Ini tentang tradisi “membuang anak” di masyarakat Jawa. Tradisi ini masih ada yang menggunakan. Namun, di sisi lain, sepertinya sudah banyak yang meninggalkan. Apa sih tradisi “membuang anak” itu?
Jadi, tradisi ini dilakukan pada seorang anak yang baru lahir jika dia memiliki weton yang sama dengan anggota keluarga lainnya. Misalnya si anak lahir pada hari Rabu Pon, ternyata hari kelahiran itu sama dengan sang ayah, maka ritual “membuang anak” dilaksanakan. Kenapa harus ada ritual itu? Kepercayaan yang mengakar adalah agar tidak terjadi hal-hal yang tidak diinginkan di masa yang akan datang.
Tapi ritual membuang anak ini bukan membuang anak seperti membuang benda mati, tentu tidak. Untuk jelasnya, aku ingin menceritakan salah satu teman yang mengalami ritual ini. Si teman ini lahir di hari dan pasaran yang sama dengan ayahnya. Karena itu, dia pun “dibuang” ke saudara ayahnya.
Si teman yang asli Banyumas ini kemudian “dibuang” ke pamannya yang ada di Sumatera. Jadi si teman ini kemudian hidup bersama pamannya di Sumatera sampai beberapa tahun. Baru kemudian setelah beberapa tahun hidup bersama pamannya, dia kembali ke rumah keluarganya di Banyumas.
Dikutip dari pikiran-rakyat.com, ritual “buang anak” ini juga pernah dilakukan oleh komedian Parto Patrio. Anak Parto yakni Amanda Caesa lahir di weton yang sama dengan Parto. Karena itu, Amanda pun “dibuang” ke mertua Parto. Hanya saja, pembuangan yang dilakukan Parto tak lama, tak sampai bertahun-tahun seperti cerita teman saya di atas.

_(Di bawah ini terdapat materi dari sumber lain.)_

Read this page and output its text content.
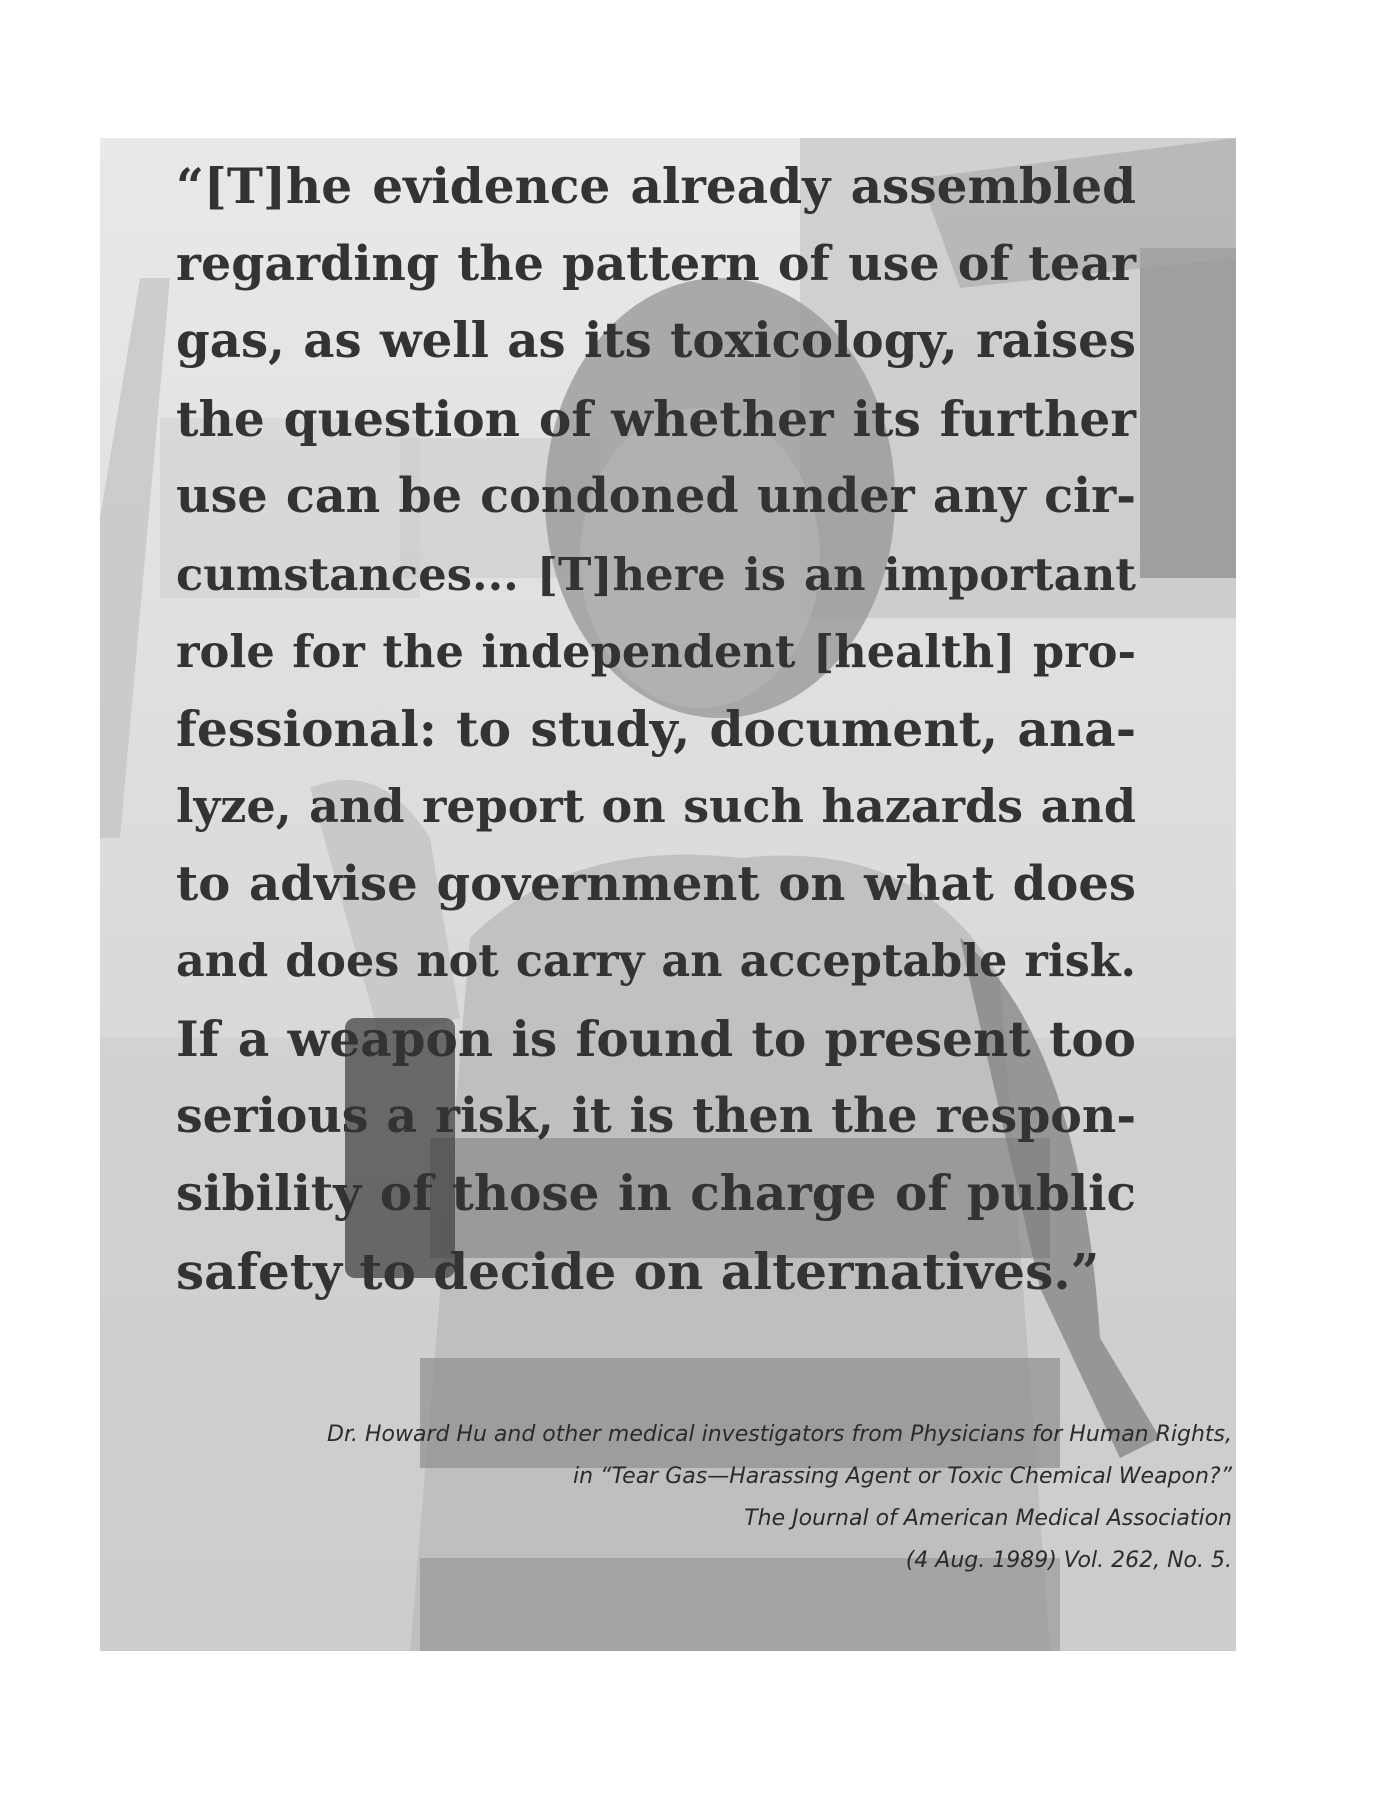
“[T]he evidence already assembled
regarding the pattern of use of tear
gas, as well as its toxicology, raises
the question of whether its further
use can be condoned under any cir-
cumstances... [T]here is an important
role for the independent [health] pro-
fessional: to study, document, ana-
lyze, and report on such hazards and
to advise government on what does
and does not carry an acceptable risk.
If a weapon is found to present too
serious a risk, it is then the respon-
sibility of those in charge of public
safety to decide on alternatives.”
Dr. Howard Hu and other medical investigators from Physicians for Human Rights,
in “Tear Gas—Harassing Agent or Toxic Chemical Weapon?”
The Journal of American Medical Association
(4 Aug. 1989) Vol. 262, No. 5.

Parto mengaku setelah Amanda lahir, dibawa sang mertua. Amanda dibawa ke rumah sang mertua. Kemudian, Parto dan istri menguntit di belakangnya. Setelah Amanda sampai di rumah mertua, Parto dan istri menebus Amanda dengan mahar tertentu.
Suliah dan Brata (2018) juga membuat tulisan ilmiah soal “tradisi buang” anak ini. Mereka meneliti “tradisi buang” anak di Desa Poncoharjo, Kecamatan Bonang, Kabupaten Demak. Di Poncoharjo, ritualnya agak rinci dalam hal “buang anak”.
Perinciannya seperti ini. Jika anak lahir di weton yang sama dengan salah satu anggota keluarga, maka akan “dibuang”. Si anak akan “dibuang” di hari kelahirannya itu juga. Caranya, dukun bayi langsung membawa anak untuk ditempatkan di satu tempat tertentu yang aman. Misalnya di pojok rumah atau di mana.
Nah, siapa yang menemukan anak tersebut, akan menjadi pengasuh si anak. Di Poncoharjo, si pengasuh ini tidak boleh dari keluarga si anak, tapi harus orang lain, misalnya tetangga. Kemudian, jika anak itu laki-laki, maka diasuh sampai khitan hingga kemudian diambil oleh orangtua kandung. Saat pengambilan, orangtua kandung memberikan sesuatu pada si pengasuh anak. Jika anak itu perempuan, maka akan diambil ketika si anak akan menikah. Masyarakat di Poncoharjo percaya jika ritual itu tak dilakukan maka akan memberi dampak buruk pada keluarga.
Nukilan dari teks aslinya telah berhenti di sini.